We are united

November 20, 2015

Student protests on college campuses are not something new in America. Throughout our history, there have been numerous college student activities that highlight their dissatisfaction with a political, social or academic issue. As a result, students have mobilized on their college campuses to demonstrate and voice their dissatisfaction to the college administration. A number of these issues may spread throughout the campus, to other colleges and to the community at large.

The protest issues vary and could include college policy, hikes in tuition, discrimination, an injustice, a firing of a popular instructor, limits on freedom of speech, need for more academic and support services, poor housing, and lack of diversity on staff and in administration. These protests can come in the form of sit-ins, walkouts, rallies, occupations of university offices or buildings, strikes, marches, hunger strikes, open letters, tent cities and boycotts.

Whatever the issue or whatever form is used, the student protest is about making a statement, seeking a remedy and taking a stand on something that matters to them. Some of the most notable student protests in American history occurred during the 1960s and ’70s and included the University of California, Berkeley “Free Speech Movement”; Kent State and Jackson State University shootings and the Vietnam War protests; Ole Miss and University of Alabama enrollments protests and the Columbia University unrest over weapon research.

What is truly remarkable about many of these protests is the fact that many of them involved students from across diverse backgrounds. In the most recent high level student protest that occurred on campus at the University of Missouri, the core issues centered on racial intolerance and the unwillingness of university officials to talk with protesting students. What started out with as a one-graduate-student-hunger-strike soon grew across social media, other colleges and to national headlines. But unlike many of the protests of the past, this protest had something else added to the mix and included both short and long term financial impact to the university.

This student protest changed when 32 African American players on the college football team stood in solidary with the protest and cited that they would not practice or play another game for the university until the one student ended his hunger strike. And just like that, the student protest turned into an economic impact with the possible loss of revenue from the remaining football games, conference fines and loss of donations from sponsors.
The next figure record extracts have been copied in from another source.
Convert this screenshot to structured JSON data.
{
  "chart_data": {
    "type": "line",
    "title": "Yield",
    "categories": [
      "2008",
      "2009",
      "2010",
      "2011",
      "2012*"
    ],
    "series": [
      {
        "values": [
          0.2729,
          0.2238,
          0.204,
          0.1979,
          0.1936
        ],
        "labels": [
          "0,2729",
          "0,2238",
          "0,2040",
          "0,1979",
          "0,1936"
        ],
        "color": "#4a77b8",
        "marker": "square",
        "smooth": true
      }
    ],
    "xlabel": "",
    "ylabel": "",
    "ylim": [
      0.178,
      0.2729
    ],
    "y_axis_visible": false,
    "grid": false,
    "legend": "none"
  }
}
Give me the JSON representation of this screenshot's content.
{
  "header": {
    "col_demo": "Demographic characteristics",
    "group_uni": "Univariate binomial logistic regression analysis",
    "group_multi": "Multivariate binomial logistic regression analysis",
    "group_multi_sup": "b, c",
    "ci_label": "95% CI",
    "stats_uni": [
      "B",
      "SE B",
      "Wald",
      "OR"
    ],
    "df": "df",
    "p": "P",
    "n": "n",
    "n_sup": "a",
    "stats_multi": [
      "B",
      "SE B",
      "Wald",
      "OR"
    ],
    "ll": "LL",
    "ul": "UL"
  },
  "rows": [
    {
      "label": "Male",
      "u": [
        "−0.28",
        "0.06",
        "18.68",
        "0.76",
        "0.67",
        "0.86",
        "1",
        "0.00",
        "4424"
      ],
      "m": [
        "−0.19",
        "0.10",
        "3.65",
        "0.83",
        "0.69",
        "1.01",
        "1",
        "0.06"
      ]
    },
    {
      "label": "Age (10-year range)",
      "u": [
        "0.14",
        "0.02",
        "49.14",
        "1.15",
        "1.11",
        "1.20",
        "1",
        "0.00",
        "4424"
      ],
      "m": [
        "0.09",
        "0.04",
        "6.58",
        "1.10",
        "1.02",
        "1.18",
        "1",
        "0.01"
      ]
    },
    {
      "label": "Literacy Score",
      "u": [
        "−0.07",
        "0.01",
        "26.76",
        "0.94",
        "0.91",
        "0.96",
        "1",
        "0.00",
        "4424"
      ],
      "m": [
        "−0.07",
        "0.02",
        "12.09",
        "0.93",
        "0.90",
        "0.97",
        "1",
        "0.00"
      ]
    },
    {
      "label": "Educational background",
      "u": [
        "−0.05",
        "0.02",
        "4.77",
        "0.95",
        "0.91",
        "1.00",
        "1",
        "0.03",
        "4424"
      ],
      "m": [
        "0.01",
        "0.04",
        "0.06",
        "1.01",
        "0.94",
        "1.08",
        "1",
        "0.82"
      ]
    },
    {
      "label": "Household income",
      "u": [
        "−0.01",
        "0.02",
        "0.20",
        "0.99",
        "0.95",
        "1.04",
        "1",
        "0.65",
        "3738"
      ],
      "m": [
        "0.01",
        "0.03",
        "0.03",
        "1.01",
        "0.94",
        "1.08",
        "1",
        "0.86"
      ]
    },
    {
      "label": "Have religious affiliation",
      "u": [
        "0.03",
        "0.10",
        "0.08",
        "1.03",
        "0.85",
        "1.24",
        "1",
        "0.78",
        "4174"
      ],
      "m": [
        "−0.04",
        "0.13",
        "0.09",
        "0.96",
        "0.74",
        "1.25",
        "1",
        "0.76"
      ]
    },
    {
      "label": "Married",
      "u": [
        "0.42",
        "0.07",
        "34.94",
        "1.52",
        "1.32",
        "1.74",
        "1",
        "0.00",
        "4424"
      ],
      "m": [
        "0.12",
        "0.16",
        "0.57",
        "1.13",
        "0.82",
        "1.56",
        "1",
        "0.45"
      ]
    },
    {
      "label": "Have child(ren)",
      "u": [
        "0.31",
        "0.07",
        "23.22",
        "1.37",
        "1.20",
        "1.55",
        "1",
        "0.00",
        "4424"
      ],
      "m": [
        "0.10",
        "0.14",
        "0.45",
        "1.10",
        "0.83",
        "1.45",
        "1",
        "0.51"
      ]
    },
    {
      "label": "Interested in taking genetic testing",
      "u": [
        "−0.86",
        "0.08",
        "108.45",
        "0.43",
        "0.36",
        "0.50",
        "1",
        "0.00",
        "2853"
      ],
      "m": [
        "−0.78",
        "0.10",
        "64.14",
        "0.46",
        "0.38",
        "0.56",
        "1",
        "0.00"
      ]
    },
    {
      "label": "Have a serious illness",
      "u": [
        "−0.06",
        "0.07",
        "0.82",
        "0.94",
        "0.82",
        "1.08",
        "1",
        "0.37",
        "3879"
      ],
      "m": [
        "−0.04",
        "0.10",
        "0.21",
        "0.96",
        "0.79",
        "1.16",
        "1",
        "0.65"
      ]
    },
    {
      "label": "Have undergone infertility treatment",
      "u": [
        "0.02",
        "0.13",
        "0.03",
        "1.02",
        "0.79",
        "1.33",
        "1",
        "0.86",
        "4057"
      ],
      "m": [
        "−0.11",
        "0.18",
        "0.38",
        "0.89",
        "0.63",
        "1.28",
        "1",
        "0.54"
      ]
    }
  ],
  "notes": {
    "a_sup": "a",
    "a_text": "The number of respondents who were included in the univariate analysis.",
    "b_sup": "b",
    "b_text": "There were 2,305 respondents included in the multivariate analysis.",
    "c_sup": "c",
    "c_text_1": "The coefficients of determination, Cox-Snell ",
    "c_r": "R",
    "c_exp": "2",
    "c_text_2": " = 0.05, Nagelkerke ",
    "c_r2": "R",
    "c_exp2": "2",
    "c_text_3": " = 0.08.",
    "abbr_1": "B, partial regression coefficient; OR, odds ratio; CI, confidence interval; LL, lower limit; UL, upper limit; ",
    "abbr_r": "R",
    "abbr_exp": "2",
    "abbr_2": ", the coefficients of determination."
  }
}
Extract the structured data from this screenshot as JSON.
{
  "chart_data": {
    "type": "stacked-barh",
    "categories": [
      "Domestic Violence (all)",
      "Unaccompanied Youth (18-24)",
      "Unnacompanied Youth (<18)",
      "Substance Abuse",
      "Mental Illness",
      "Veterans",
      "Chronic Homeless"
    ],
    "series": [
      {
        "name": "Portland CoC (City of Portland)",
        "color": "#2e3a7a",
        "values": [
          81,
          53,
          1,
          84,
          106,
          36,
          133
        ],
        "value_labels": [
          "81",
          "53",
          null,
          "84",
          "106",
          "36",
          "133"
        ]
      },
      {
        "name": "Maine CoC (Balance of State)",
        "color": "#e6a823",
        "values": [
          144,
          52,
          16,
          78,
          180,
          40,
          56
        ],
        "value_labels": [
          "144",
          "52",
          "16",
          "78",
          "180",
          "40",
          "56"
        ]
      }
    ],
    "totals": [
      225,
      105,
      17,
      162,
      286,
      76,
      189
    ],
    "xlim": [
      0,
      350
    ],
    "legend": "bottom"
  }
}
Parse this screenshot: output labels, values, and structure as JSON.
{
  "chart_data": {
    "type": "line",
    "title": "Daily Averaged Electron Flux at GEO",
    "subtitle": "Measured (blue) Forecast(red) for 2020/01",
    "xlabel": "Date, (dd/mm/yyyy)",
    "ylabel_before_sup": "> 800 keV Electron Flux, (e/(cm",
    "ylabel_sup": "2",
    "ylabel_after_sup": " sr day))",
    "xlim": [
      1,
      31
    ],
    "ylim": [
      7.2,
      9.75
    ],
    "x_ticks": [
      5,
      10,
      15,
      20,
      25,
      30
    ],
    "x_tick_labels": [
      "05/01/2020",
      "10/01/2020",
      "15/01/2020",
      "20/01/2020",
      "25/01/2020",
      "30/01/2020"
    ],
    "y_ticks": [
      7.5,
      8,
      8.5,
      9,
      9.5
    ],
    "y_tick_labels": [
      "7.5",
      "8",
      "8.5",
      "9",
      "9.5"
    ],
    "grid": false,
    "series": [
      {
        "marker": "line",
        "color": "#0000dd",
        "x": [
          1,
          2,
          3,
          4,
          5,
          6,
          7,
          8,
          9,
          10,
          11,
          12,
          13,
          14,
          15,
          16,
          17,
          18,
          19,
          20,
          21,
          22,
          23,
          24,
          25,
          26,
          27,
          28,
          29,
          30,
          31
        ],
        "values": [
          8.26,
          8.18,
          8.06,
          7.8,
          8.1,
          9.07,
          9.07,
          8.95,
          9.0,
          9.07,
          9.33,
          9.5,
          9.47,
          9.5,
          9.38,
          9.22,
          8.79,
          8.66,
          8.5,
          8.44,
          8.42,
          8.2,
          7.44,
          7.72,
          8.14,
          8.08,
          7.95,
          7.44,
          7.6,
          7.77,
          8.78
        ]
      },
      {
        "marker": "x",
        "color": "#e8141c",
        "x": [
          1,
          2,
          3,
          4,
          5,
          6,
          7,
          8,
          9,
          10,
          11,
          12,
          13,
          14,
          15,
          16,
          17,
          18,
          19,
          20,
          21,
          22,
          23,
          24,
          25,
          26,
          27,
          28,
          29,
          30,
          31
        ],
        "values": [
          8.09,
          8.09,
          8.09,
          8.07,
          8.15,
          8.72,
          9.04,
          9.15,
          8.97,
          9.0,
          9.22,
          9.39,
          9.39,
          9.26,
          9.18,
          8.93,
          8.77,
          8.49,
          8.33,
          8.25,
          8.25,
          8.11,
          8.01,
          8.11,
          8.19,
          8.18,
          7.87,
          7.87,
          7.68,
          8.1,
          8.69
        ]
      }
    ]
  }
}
And within a matter of a few days and hours, the “little deal” had turned into a “big deal” and the University was forced to make changes and as a result the University President resigned effective immediately and later the same day the University of Missouri chancellor also resigned. However, it was the Mayor of Colombia, MO who stated that it will take more than the resignation of the university administration to bring about the change that is needed. And he is right; it takes more than that, it takes changing the culture, perception and the optics of leadership. What do you think?